At Thu Dec 28, 12:51:00 AM MST, Blogger JB said...

I think Ford proved the existence of a dangerous loophole in the Constitution which desperately needs to be addressed (why, I ask, is there a Senatorial confirmation process for judges but not a new vice-president?). That aside, however, I think I would have voted for him given the chance.
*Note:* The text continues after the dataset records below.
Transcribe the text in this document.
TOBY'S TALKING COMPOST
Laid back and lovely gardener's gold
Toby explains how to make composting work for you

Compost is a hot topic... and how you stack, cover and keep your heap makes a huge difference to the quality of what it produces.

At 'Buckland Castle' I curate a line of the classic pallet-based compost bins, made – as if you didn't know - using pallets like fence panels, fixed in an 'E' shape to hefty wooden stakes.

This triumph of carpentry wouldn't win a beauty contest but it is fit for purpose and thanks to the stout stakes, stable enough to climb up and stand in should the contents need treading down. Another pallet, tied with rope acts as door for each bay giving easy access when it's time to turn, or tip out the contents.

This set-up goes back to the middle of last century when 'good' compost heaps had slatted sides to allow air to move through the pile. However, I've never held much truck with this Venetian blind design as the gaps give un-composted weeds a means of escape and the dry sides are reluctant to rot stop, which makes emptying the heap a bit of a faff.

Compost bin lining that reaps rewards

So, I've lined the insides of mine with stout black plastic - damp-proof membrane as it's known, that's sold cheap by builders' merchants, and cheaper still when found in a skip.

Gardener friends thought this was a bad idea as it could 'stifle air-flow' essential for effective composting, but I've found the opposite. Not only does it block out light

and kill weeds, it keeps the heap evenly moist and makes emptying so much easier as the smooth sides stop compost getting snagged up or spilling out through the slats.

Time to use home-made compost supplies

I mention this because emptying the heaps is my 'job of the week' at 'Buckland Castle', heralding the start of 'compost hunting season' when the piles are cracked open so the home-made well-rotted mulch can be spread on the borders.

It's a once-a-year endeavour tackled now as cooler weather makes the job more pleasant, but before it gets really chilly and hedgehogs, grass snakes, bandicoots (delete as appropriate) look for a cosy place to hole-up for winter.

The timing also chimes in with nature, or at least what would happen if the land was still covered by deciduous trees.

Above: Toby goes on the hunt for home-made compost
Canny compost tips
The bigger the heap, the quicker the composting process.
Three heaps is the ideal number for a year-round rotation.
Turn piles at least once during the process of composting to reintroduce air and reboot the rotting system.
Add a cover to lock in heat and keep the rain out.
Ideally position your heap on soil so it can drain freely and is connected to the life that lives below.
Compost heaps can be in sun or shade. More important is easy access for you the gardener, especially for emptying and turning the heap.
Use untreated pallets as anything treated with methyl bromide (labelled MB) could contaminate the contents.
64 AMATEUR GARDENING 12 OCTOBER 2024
Truly a leader to mourn.

 
At Thu Dec 28, 10:20:00 AM MST, Blogger ElephantMan said...

Actually, new vice presidents must be confirmed by BOTH the Senate and the House.

 
At Thu Dec 28, 10:32:00 AM MST, Blogger ElephantMan said...

25th Amendment, Section 2: "Whenever there is a vacancy in the office of the Vice President, the President shall nominate a Vice President who shall take office upon confirmation by a majority vote of both Houses of Congress."

For the record, Ford was confirmed by the Senate by a vote of 92-3 and in the House by a vote of 387-35. (Thanks to Wikipedia for all that info) In fact, Nixon chose Ford because his first choices would not have been confirmed by the Dem-controlled Congress.

 
At Thu Dec 28, 03:05:00 PM MST, Blogger JB said...

Okay, so I stand corrected. I wonder why nobody ever talks about any of that? Maybe because the media likes so much to portray Ford as "the unelected president".

 
At Thu Dec 28, 04:01:00 PM MST, Blogger Boot said...

I was greatly impressed by the man. As an adult, I lived through the assassination of Kennedy, the morass that was Vietnam, and the sorry state of politics (and ethics) that characterised the Nixon years. Ford was an unexpected light offering a saner, wiser, more tolerant America - but a light always in danger of being snuffed out. He had my respect - even if he was a bit too trusting of his fellow politicians. May he rest in peace.